アンデスの麓で育つ果実の味わいが凝縮されたアルゼンチンワイン

アルゼンチンの葡萄畑

かつては国内向けに生産され、国内でのみ消費されてきたアルゼンチンワインですが、近年、その力強さと品質の高さで注目を集めています。ブドウ栽培に適した気候や土壌、良好な環境に加え、害虫の少ないアルゼンチンだからこそできる、昔ながらの栽培方法で作られる無農薬・無添加へのこだわりなどが、その美味しさの秘密です。

アルゼンチンの気候・歴史

アルゼンチンでのワイン生産は、16世紀にスペイン人宣教師がアルゼンチンを訪れ、宣教師たちによりブドウが栽培されたことに始まります。

アルゼンチンは、ブドウを育てるのに必要な日照時間の長さ、昼夜の温度差、赤ワインに適したブドウ種と白ワインに適したブドウ種のそれぞれに適している土壌がある事など、栽培に必要な条件には恵まれていたものの、降雨量が少なすぎるという欠点がありました。しかし、アンデス山脈から流れこむ豊富な水に恵まれていたこともあって、早くからダムなどの施設が作られ、ワイン作りの環境が整えられていったのです。19世紀になると、ヨーロッパからの移民によって良質なブドウ品種や醸造の技術が持ち込まれ、アルゼンチンワインはさらに品質を高めることとなりました。またアルゼンチンはワイン好きな国民が多く、隣国のチリに比べてワインの国内消費量が多いなど、ワインに関する関心が非常に高い国民性であり、家族経営を主体としたワイン製造もその品質向上の一翼を担っています。近年ではオーガニックブームに乗って、無農薬・無添加などの昔からの製法を細やかに受け継いだ製法による品質の高さが、世界中に知られることとなりました。

アルゼンチンワインの生産地

アルゼンチンワインは、その多くが国土の西、アンデス山脈の山麓地域で生産されています。その中でもアルゼンチン最大のワイン産地がメンドーサ州で、この州でアルゼンチン全土のワインの3分の2が生産され、世界10大ワイン首都の一つとなっています。メンドーサ州の中央部では、マルベック種というブドウを中心とした高品質な赤ワインの生産が盛んです。乾燥したこの地域で育つマルベック種のワインは濃厚で果実味が溢れ味わい深さが特徴です。

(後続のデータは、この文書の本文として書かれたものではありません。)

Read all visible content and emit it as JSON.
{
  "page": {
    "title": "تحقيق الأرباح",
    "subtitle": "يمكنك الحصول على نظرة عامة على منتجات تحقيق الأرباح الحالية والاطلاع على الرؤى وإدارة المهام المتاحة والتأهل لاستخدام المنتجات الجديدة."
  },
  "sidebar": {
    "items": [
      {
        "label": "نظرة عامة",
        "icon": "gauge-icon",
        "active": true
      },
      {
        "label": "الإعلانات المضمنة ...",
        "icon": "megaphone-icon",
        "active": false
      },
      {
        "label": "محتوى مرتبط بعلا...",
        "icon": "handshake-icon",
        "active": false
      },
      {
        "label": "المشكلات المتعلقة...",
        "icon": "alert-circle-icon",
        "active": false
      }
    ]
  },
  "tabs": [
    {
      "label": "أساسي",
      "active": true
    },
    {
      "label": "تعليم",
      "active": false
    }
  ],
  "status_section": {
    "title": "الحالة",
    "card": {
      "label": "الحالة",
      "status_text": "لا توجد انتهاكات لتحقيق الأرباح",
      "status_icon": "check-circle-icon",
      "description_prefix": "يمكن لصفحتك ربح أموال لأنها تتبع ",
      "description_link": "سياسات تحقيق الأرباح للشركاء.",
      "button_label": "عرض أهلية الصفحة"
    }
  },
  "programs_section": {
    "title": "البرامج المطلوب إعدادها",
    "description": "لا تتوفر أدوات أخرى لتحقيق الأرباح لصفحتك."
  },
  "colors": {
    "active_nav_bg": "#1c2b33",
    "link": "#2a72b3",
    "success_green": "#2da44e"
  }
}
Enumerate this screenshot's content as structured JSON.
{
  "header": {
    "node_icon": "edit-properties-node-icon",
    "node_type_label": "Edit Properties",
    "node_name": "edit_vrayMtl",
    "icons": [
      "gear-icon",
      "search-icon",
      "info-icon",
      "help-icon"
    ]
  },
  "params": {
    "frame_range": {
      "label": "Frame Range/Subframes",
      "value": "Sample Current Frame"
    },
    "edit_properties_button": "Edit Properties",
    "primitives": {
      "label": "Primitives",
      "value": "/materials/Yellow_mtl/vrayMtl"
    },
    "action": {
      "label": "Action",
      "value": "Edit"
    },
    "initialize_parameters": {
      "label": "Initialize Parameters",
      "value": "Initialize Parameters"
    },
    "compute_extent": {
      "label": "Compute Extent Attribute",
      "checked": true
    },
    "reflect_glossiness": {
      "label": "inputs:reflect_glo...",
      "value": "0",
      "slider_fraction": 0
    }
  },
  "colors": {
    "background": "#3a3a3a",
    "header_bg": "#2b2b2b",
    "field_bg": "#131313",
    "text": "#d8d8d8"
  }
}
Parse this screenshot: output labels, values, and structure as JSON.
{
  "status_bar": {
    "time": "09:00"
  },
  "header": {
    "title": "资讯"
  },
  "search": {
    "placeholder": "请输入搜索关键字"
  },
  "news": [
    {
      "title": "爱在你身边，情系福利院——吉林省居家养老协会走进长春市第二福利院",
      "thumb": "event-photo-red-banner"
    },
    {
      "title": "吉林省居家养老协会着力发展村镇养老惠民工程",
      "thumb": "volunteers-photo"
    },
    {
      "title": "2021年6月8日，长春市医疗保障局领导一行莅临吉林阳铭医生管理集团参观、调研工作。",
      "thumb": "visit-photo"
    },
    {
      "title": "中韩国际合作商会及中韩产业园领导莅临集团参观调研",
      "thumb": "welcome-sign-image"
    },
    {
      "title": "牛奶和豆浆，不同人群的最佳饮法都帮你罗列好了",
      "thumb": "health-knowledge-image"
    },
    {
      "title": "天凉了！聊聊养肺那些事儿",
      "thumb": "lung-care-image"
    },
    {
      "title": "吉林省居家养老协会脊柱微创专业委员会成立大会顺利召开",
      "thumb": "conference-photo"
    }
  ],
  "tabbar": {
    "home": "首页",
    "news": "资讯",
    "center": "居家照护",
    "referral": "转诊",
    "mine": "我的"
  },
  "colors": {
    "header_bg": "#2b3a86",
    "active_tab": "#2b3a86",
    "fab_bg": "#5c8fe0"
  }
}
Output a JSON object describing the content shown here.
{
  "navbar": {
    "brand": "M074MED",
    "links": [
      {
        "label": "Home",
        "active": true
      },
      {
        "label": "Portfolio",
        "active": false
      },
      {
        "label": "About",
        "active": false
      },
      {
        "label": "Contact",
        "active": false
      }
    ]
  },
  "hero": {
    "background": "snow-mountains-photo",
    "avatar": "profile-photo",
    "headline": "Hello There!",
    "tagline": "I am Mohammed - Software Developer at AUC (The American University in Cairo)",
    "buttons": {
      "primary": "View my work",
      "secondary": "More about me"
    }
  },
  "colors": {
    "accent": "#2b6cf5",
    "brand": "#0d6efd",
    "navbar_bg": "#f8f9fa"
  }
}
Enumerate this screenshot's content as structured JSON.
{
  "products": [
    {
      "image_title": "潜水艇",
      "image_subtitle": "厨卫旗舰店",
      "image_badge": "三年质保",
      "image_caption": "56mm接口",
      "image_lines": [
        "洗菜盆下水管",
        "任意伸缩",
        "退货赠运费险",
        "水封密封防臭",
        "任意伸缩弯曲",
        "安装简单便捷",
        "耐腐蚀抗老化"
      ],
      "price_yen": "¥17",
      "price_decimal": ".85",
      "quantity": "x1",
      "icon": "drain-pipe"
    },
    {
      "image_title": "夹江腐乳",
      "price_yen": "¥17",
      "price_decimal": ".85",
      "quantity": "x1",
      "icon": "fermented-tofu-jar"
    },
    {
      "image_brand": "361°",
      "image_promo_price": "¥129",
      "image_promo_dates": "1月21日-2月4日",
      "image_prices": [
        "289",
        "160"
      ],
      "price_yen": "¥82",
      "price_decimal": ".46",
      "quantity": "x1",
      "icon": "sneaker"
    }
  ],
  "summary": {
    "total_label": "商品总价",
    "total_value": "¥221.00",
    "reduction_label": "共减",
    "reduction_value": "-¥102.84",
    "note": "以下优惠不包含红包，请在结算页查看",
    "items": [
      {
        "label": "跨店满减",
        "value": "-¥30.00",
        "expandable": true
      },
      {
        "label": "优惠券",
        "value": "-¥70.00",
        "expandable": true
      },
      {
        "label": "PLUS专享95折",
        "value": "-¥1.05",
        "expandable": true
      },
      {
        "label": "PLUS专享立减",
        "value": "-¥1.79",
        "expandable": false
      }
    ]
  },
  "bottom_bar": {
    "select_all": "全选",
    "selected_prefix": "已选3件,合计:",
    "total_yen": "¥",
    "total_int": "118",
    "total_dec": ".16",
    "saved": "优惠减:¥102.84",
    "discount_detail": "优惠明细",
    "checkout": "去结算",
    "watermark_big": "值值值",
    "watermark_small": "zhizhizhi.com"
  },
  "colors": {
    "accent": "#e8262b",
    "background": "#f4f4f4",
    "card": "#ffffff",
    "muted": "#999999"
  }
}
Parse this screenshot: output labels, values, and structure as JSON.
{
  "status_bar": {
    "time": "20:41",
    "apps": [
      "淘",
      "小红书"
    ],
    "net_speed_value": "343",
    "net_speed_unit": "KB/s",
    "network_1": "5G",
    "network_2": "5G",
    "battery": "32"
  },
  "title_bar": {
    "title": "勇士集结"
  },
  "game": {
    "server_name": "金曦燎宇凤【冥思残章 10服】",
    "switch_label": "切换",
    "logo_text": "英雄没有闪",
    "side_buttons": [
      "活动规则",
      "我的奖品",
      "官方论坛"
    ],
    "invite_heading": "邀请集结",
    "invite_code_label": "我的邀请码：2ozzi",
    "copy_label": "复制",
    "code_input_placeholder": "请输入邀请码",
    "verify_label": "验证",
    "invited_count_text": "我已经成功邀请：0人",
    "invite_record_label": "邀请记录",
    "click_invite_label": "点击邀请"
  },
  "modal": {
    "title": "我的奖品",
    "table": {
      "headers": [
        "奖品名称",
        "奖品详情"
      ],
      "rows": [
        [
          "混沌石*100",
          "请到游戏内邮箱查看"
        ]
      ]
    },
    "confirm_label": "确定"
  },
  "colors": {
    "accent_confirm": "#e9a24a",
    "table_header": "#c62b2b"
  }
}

またメンドーサ州の北に位置するサンファン地区は、生産量でアルゼンチンワイン全体の5分の1を占めます。白ワインやロゼワインの生産のほか、この地で育ったシラー種で作る赤ワインは国際的にも評価の高い逸品です。

アルゼンチンワインの特徴

アルゼンチンでは赤ワイン製造に力が注がれており、その気候や風土を生かして作られた果実味溢れ濃厚な味わい深い赤ワインは、世界的に高い評価を受けています。マルベック種による赤ワインは、ブドウ品種としての訴求力こそカベルネ・ソーヴィニヨンなどに比べて低いものの、独特の風味と力強さはワイン愛好家も満足させるものとなっています。近年では白ワインの評価も高く、バランスが取れた濃縮感のある味わいがその特徴です。